Der Kölner Schlossergeselle, der sich Egon Fürst von Schlieven nannte, war bei seinem ersten Bergedorf-Besuch in der Uniform eines Oberleutnants der Fliegertruppe eingetroffen und trug hohe militärische Auszeichnungen (Eisernes Kreuz I. Klasse, Orden pour le mérite). Quartier nahm er im Gasthof „Zum Anker“ , wie die BZ am 9. Juli 1919 schrieb. Er wollte dort ein Wiedersehen mit seiner Ehefrau, der Sängerin Regina Harre, feiern und ließ zu diesem Zweck sein Zimmer aufwändig dekorieren, wie die Abbildung zeigt:

Ansichtskarte des Fürstenzimmers    (Sammlung Söhnke Marquardt)

 

 

Allein die Blumendekoration hatte 2.500 Mark gekostet, ein Hündchen (oben im Körbchen zu erahnen) weitere 1.700 Mark, und da er seine ihm Angetraute nicht banal zu Fuß vom nahegelegenen Bahnhof abholen wollte, kaufte er einen Gig ( d.h. einen zweirädrigen Pferdewagen, für 14.000 Mark), fuhr damit zur Bahnstation Mittlerer Landweg, um mit seiner Frau einen standesgemäßen Einzug in Bergedorf zu bieten – doch dazu kam es nicht: ob sein Ehegespons die Kriminalpolizei benachrichtigte (BZ vom 9. Juli 1919) oder ob die Polizei durch Überwachung der Frau auf des Fürsten Spur kam (BZ vom 28. Dezember 1921), das Ergebnis war, dass die Beamten ihn in Billwärder bei einem Glase Rotwein einsammelten und wieder hinter Gitter brachten.

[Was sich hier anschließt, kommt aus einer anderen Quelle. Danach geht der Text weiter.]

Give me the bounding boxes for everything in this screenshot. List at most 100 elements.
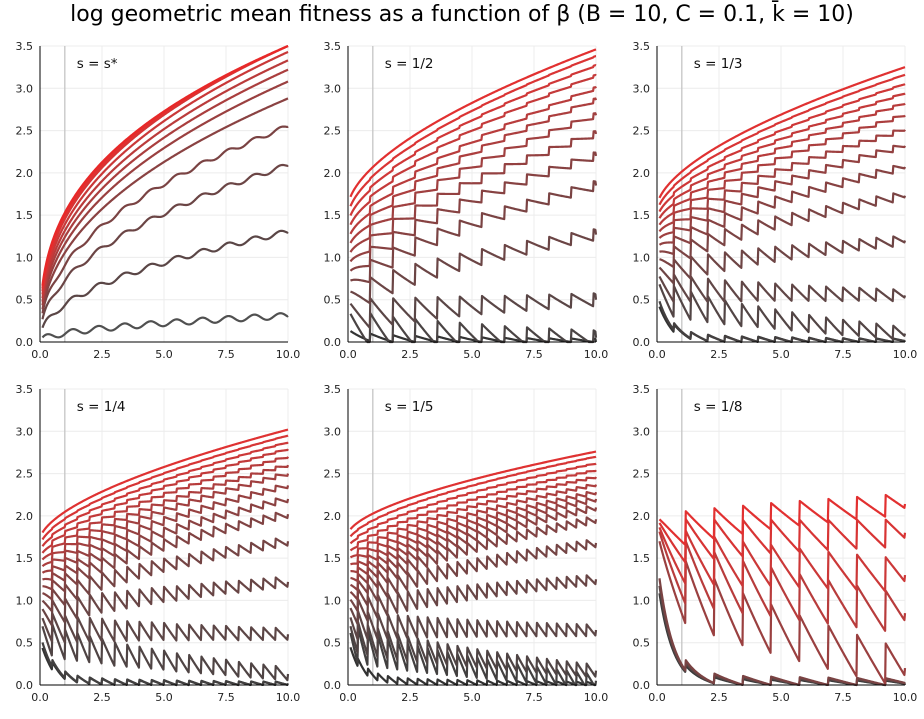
series-line	[41, 434, 289, 541]
series-line	[349, 228, 598, 305]
y-tick-label: 2.0	[16, 167, 34, 180]
panel-label: s = s*	[77, 56, 118, 72]
y-tick-label: 1.5	[324, 552, 342, 565]
x-tick-label: 2.5	[710, 348, 728, 361]
series-line	[349, 490, 598, 574]
series-line	[41, 484, 290, 581]
y-tick-label: 2.5	[324, 468, 342, 481]
x-tick-label: 7.5	[525, 348, 543, 361]
y-tick-label: 0.5	[16, 294, 34, 307]
y-tick-label: 0.0	[324, 336, 342, 349]
y-tick-label: 0.5	[633, 294, 651, 307]
x-tick-label: 5.0	[463, 691, 481, 704]
series-line	[349, 112, 598, 253]
x-tick-label: 2.5	[93, 691, 111, 704]
series-line	[41, 511, 290, 601]
y-tick-label: 2.5	[16, 125, 34, 138]
series-line	[658, 578, 906, 687]
series-line	[41, 448, 289, 554]
x-tick-label: 0.0	[648, 691, 666, 704]
y-tick-label: 2.5	[324, 125, 342, 138]
series-line	[41, 163, 289, 320]
x-tick-label: 0.0	[31, 348, 49, 361]
series-line	[658, 306, 906, 344]
y-tick-label: 3.0	[633, 425, 651, 438]
series-line	[349, 620, 598, 678]
series-line	[349, 180, 598, 284]
series-line	[349, 539, 598, 612]
series-line	[349, 64, 597, 216]
series-line	[41, 623, 290, 682]
x-tick-label: 10.0	[584, 348, 609, 361]
series-line	[349, 73, 597, 226]
subplot-6: 0.0 0.5 1.0 1.5 2.0 2.5 3.0 3.5 0.0 2.5 5.0 7.5 10.0…	[633, 383, 918, 704]
series-line	[658, 493, 907, 546]
y-tick-label: 2.5	[633, 468, 651, 481]
x-tick-label: 5.0	[155, 348, 173, 361]
series-line	[41, 612, 290, 644]
series-line	[41, 497, 290, 591]
series-line	[658, 235, 907, 285]
y-tick-label: 3.5	[16, 40, 34, 53]
x-tick-label: 0.0	[31, 691, 49, 704]
y-tick-label: 2.5	[16, 468, 34, 481]
panel-label: s = 1/5	[385, 399, 434, 415]
x-tick-label: 2.5	[401, 348, 419, 361]
series-line	[658, 526, 907, 593]
x-tick-label: 2.5	[401, 691, 419, 704]
series-line	[41, 312, 289, 339]
series-line	[658, 144, 906, 246]
panel-label: s = 1/3	[694, 56, 743, 72]
y-tick-label: 0.0	[16, 336, 34, 349]
panel-label: s = 1/4	[77, 399, 126, 415]
series-line	[349, 516, 598, 601]
series-line	[349, 462, 597, 545]
x-tick-label: 10.0	[893, 348, 918, 361]
y-tick-label: 0.0	[16, 679, 34, 692]
y-tick-label: 3.0	[324, 82, 342, 95]
x-tick-label: 5.0	[772, 691, 790, 704]
x-tick-label: 10.0	[584, 691, 609, 704]
y-tick-label: 1.5	[16, 552, 34, 565]
x-tick-label: 2.5	[710, 691, 728, 704]
series-line	[349, 86, 597, 235]
series-line	[41, 428, 289, 534]
y-tick-label: 1.0	[324, 251, 342, 264]
series-line	[349, 483, 598, 566]
x-tick-label: 10.0	[893, 691, 918, 704]
series-line	[658, 518, 907, 564]
x-tick-label: 7.5	[525, 691, 543, 704]
series-line	[349, 505, 598, 592]
series-line	[349, 455, 597, 538]
series-line	[41, 68, 289, 302]
series-line	[41, 456, 290, 561]
x-tick-label: 5.0	[155, 691, 173, 704]
series-line	[349, 469, 597, 552]
series-line	[41, 44, 289, 289]
y-tick-label: 1.5	[633, 552, 651, 565]
x-tick-label: 5.0	[463, 348, 481, 361]
series-line	[41, 441, 289, 547]
series-line	[658, 541, 907, 685]
y-tick-label: 3.5	[324, 40, 342, 53]
y-tick-label: 3.5	[324, 383, 342, 396]
series-line	[41, 473, 290, 574]
x-tick-label: 0.0	[339, 691, 357, 704]
x-tick-label: 2.5	[93, 348, 111, 361]
series-line	[349, 151, 598, 272]
series-line	[41, 59, 289, 299]
x-tick-label: 7.5	[834, 691, 852, 704]
series-line	[658, 300, 906, 344]
chart-title: log geometric mean fitness as a function…	[70, 2, 854, 27]
y-tick-label: 0.5	[324, 294, 342, 307]
y-tick-label: 1.5	[16, 209, 34, 222]
y-tick-label: 0.0	[633, 679, 651, 692]
subplot-4: 0.0 0.5 1.0 1.5 2.0 2.5 3.0 3.5 0.0 2.5 5.0 7.5 10.0…	[16, 383, 301, 704]
series-line	[658, 273, 907, 303]
y-tick-label: 2.0	[16, 510, 34, 523]
x-tick-label: 0.0	[648, 348, 666, 361]
series-line	[349, 476, 598, 559]
x-tick-label: 0.0	[339, 348, 357, 361]
series-line	[349, 130, 598, 263]
panel-label: s = 1/2	[385, 56, 434, 72]
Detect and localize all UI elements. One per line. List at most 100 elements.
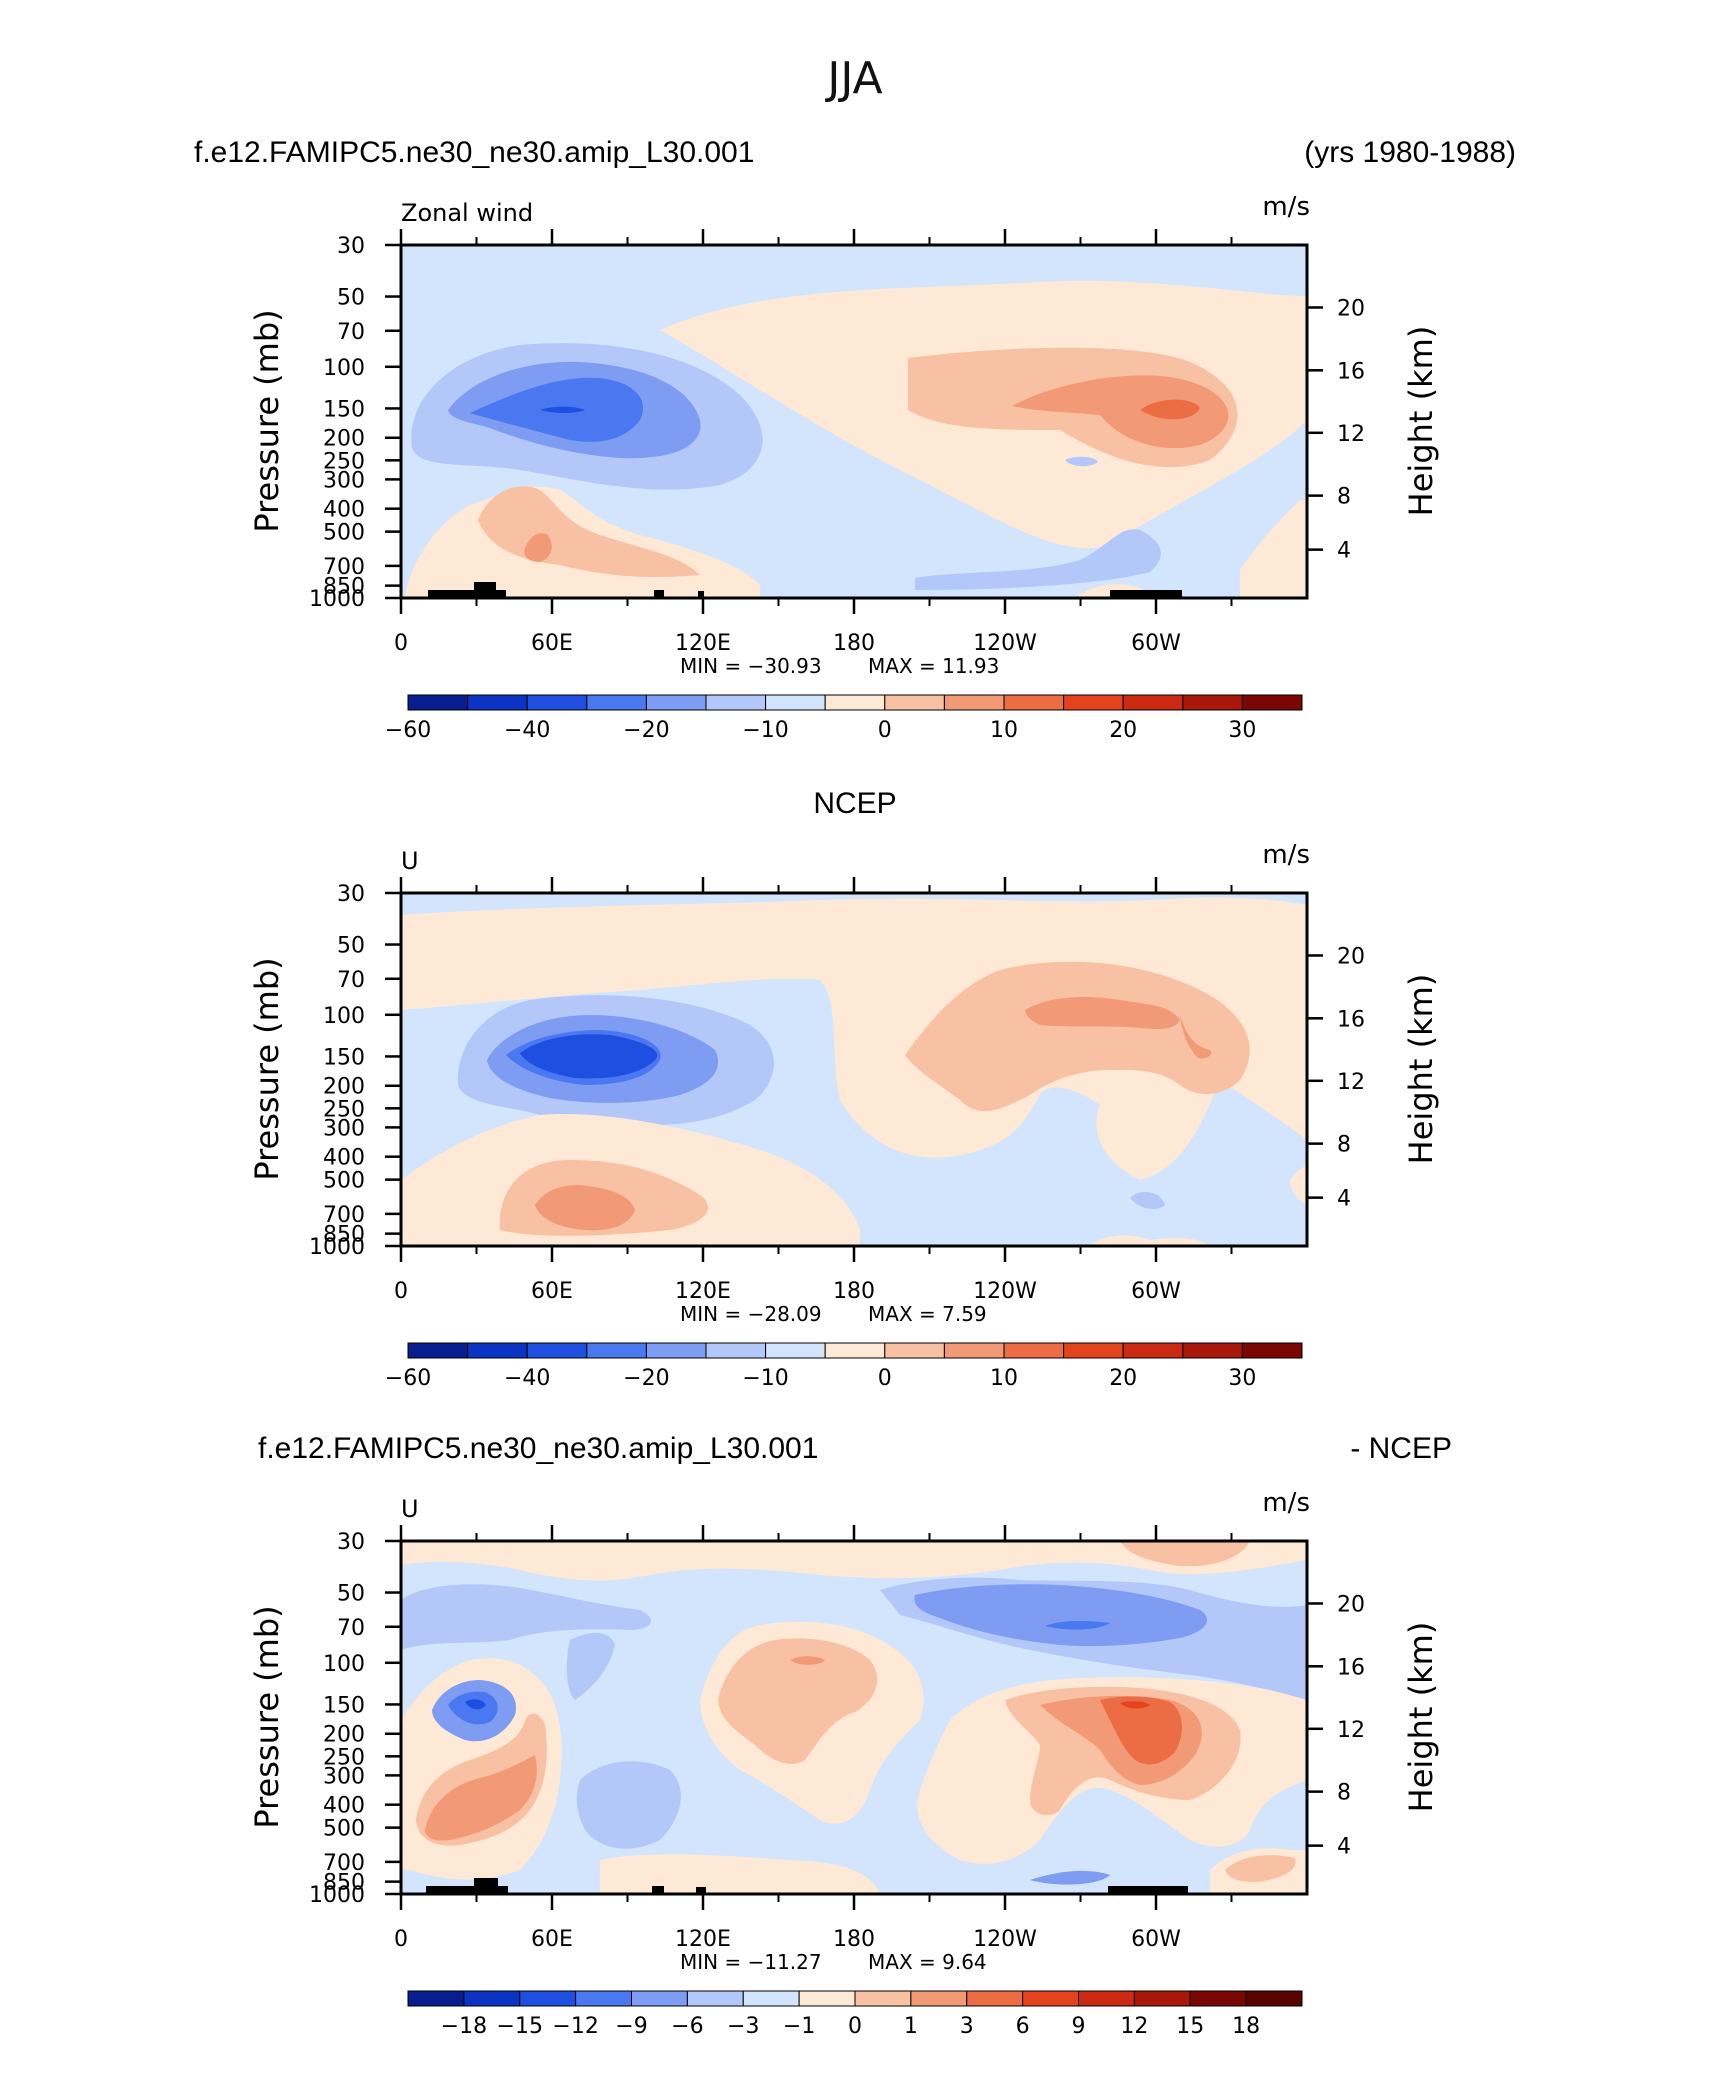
obs-title: NCEP	[813, 787, 896, 820]
topography	[428, 590, 506, 598]
y-tick-label: 100	[323, 356, 365, 381]
y2-tick-label: 8	[1337, 485, 1351, 510]
y-tick-label: 400	[323, 1794, 365, 1819]
x-tick-label: 120W	[973, 1927, 1037, 1952]
colorbar-label: −40	[504, 718, 550, 743]
y2-tick-label: 20	[1337, 1592, 1365, 1617]
y-tick-label: 1000	[309, 1883, 365, 1908]
y-tick-label: 1000	[309, 1235, 365, 1260]
contour-negative-upper-mid-2-diff	[914, 1584, 1208, 1647]
y-axis-title: Pressure (mb)	[248, 1605, 286, 1828]
y-tick-label: 700	[323, 1203, 365, 1228]
max-stat: MAX = 11.93	[868, 654, 999, 678]
colorbar-label: 30	[1228, 1366, 1256, 1391]
colorbar-label: 0	[878, 718, 892, 743]
y2-tick-label: 16	[1337, 1655, 1365, 1680]
contour-20-upper-ncep	[1025, 997, 1180, 1030]
contour-20-streak-ncep	[1180, 1015, 1212, 1059]
colorbar-swatch	[742, 1990, 800, 2007]
x-tick-label: 60W	[1131, 1279, 1181, 1304]
min-stat: MIN = −28.09	[680, 1302, 822, 1326]
y2-tick-label: 8	[1337, 1133, 1351, 1158]
contour-negative-upper-core-diff	[1045, 1621, 1110, 1630]
colorbar-swatch	[798, 1990, 856, 2007]
x-tick-label: 120W	[973, 631, 1037, 656]
topography	[698, 591, 704, 598]
y2-tick-label: 20	[1337, 296, 1365, 321]
topography	[696, 1887, 706, 1894]
colorbar-swatch	[519, 1990, 577, 2007]
colorbar-swatch	[1189, 1990, 1247, 2007]
contour-12-right-diff	[1120, 1701, 1150, 1709]
panel-model: 0 60E 120E 180 120W 60W3050701001502002503004…	[248, 192, 1440, 743]
contour-negative-lower-ncep	[1130, 1191, 1165, 1210]
y-tick-label: 30	[337, 1530, 365, 1555]
y-tick-label: 150	[323, 397, 365, 422]
colorbar-swatch	[467, 1342, 528, 1359]
colorbar-swatch	[526, 694, 588, 711]
colorbar-swatch	[1241, 1342, 1303, 1359]
y2-tick-label: 20	[1337, 944, 1365, 969]
variable-label: U	[401, 847, 419, 875]
y-tick-label: 300	[323, 468, 365, 493]
colorbar-swatch	[463, 1990, 521, 2007]
colorbar-swatch	[1122, 1342, 1184, 1359]
y-tick-label: 250	[323, 1097, 365, 1122]
y-tick-label: 500	[323, 1817, 365, 1842]
y-tick-label: 400	[323, 1146, 365, 1171]
contour-20-lower-ncep	[535, 1185, 635, 1231]
y-tick-label: 250	[323, 1745, 365, 1770]
y-tick-label: 150	[323, 1693, 365, 1718]
y-tick-label: 150	[323, 1045, 365, 1070]
colorbar-label: −20	[623, 1366, 669, 1391]
contour-positive-top-diff	[401, 1541, 1307, 1581]
colorbar-swatch	[526, 1342, 588, 1359]
x-tick-label: 180	[833, 1927, 875, 1952]
units-label: m/s	[1262, 1488, 1310, 1518]
colorbar-swatch	[1063, 694, 1124, 711]
contour-negative-core-model	[540, 406, 585, 413]
y-tick-label: 400	[323, 498, 365, 523]
topography	[474, 582, 496, 598]
colorbar-swatch	[824, 1342, 886, 1359]
years-label: (yrs 1980-1988)	[1304, 136, 1516, 169]
colorbar-label: −60	[385, 718, 431, 743]
contour-negative-core-3-left-diff	[465, 1699, 486, 1710]
x-tick-label: 120E	[675, 1279, 731, 1304]
y-tick-label: 700	[323, 555, 365, 580]
y-tick-label: 70	[337, 968, 365, 993]
y2-tick-label: 16	[1337, 1007, 1365, 1032]
y-tick-label: 500	[323, 521, 365, 546]
colorbar-label: 18	[1232, 2014, 1260, 2039]
colorbar-label: 12	[1120, 2014, 1148, 2039]
colorbar-swatch	[645, 694, 707, 711]
colorbar-swatch	[1022, 1990, 1079, 2007]
colorbar-label: 0	[878, 1366, 892, 1391]
y-tick-label: 100	[323, 1004, 365, 1029]
contour-negative-lower-model	[915, 529, 1161, 590]
contour-3-bottom-right-diff	[1225, 1855, 1296, 1882]
colorbar-swatch	[686, 1990, 744, 2007]
colorbar-label: 6	[1016, 2014, 1030, 2039]
y-tick-label: 700	[323, 1851, 365, 1876]
colorbar-swatch	[1003, 1342, 1065, 1359]
y-tick-label: 50	[337, 1582, 365, 1607]
topography	[652, 1886, 664, 1894]
contour-positive-strip-ncep	[1090, 1235, 1210, 1246]
min-stat: MIN = −11.27	[680, 1950, 822, 1974]
y2-axis-title: Height (km)	[1402, 974, 1440, 1165]
x-tick-label: 120E	[675, 631, 731, 656]
y-tick-label: 300	[323, 1764, 365, 1789]
y-tick-label: 300	[323, 1116, 365, 1141]
x-tick-label: 0	[394, 631, 408, 656]
contour-10-upper-ncep	[905, 961, 1250, 1112]
contour-6-upper-mid-diff	[790, 1656, 825, 1665]
colorbar-swatch	[407, 1342, 469, 1359]
variable-label: U	[401, 1495, 419, 1523]
max-stat: MAX = 7.59	[868, 1302, 987, 1326]
colorbar-label: −18	[441, 2014, 487, 2039]
colorbar-label: 0	[848, 2014, 862, 2039]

Rückseite der Ansichtskarte

Den größten finanziellen Schaden in Bergedorf dürfte der Florist gehabt haben, der Verkäufer der Gig wird sein Gefährt ebenso zurückerhalten haben wie der Vorbesitzer seinen Hund – für den Wirt des „Anker“ wurde möglicherweise sogar noch ein Geschäft daraus, denn „Schlievens“ reich ausgestattetes Zimmer wurde „förmlich von Neugierigen bestürmt.“ (BZ vom 9. Juli 1919), wofür er vielleicht Eintritt kassierte, und er konnte mit den eigens hergestellten Ansichtskarten Werbung für sein Etablissement betreiben.

Weitere vergleichbar aufsehenerregende Fälle von Hochstapelei sind aus Bergedorf in diesen Jahren nicht überliefert.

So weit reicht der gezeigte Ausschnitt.